Waters of Tyne continues in this very stripped-back way. The chords of this traditional folk song (originating from The Unthanks’ north-east roots and first collected as early as 1810 by John Bell) are played on a guitar that calls to mind the delicate playing Paul Brady. Subtle found sounds of nature contextualise the watery setting, providing a stage for the solo voice to sing its message of longing “I cannot get to my love if I would die / for the water of Tyne runs between him and me”.

The tunes of this album feel as though they have been very carefully and intentionally selected as a balm for all of us emerging from the pandemic. Ancient messages of separation, longing and grief have a whole new meaning in the context of our collective experience of lockdown.

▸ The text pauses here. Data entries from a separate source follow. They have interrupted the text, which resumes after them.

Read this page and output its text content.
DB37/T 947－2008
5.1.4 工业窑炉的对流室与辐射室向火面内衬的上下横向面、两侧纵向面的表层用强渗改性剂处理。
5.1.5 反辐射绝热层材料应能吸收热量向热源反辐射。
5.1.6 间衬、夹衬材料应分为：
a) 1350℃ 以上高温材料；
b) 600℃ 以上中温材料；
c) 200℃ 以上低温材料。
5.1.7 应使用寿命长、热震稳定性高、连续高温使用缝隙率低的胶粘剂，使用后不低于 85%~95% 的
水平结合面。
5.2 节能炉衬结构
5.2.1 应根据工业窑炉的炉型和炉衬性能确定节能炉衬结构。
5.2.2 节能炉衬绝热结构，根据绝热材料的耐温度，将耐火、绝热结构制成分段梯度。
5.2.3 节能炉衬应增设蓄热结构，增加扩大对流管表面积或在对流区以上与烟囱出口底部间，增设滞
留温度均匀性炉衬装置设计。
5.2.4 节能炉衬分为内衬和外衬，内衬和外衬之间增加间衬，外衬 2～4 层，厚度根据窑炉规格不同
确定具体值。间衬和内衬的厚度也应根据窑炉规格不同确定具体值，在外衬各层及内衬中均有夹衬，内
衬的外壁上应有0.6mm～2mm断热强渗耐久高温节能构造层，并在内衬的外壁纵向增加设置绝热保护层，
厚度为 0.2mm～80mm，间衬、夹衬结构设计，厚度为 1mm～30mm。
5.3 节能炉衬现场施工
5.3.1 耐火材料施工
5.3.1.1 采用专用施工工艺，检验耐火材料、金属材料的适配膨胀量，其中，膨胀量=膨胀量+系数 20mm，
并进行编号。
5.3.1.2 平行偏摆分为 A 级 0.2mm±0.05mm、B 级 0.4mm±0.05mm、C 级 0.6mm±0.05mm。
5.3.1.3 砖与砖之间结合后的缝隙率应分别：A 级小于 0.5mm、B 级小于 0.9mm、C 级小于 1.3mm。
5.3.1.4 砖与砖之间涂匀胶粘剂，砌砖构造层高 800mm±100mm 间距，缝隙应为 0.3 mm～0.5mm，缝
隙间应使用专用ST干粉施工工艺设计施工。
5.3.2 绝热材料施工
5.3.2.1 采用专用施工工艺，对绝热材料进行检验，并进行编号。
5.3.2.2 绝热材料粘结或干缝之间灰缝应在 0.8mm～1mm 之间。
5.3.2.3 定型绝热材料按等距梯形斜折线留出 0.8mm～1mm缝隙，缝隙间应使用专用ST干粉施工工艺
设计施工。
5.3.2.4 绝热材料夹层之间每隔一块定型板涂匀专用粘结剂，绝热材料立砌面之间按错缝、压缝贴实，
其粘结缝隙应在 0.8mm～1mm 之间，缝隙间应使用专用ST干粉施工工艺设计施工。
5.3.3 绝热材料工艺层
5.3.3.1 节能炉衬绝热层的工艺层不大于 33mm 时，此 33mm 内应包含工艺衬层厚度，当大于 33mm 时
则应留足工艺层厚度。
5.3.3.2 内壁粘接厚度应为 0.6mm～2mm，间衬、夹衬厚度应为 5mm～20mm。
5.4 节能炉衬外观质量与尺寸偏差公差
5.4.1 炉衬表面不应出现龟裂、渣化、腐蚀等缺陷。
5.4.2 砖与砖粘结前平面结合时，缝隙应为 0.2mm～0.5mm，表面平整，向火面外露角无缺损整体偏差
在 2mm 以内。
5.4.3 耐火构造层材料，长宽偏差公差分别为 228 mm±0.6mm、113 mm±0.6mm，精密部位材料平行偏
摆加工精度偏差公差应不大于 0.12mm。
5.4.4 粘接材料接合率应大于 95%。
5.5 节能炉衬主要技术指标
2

The most vital sense of healing comes at the record’s close, with the title track Sorrows Away (Love is Kind); the song combines two traditional songs, one, commonly known as Thousands or More, with a lesser-known Irish song, Love is Kind which has been performed by the likes of the Clancy Brothers and Tommy Makem – it also featured on Lankum’s debut album Cold Old Fire. The pronunciation ‘ee-hah-wah’ (meaning “goodnight”) after passing through many hands, has turned into ‘heave-ah-wah’ and is chanted in a moment of stillness, before the ultimate album-end. Soaring strings, crashing drums, woodwind and brass; the whole ensemble gives it their all while a chorus sings “Sorrows Away! Sorrows Away!” half wish, half instruction.

The Unthanks have graced us with their most extraordinary record to date. It is a tonic to lift the spirits and marks a momentous moment in the career of one of the greatest folk bands in the UK today.

Sorrows Away is out today, 14th October 2022.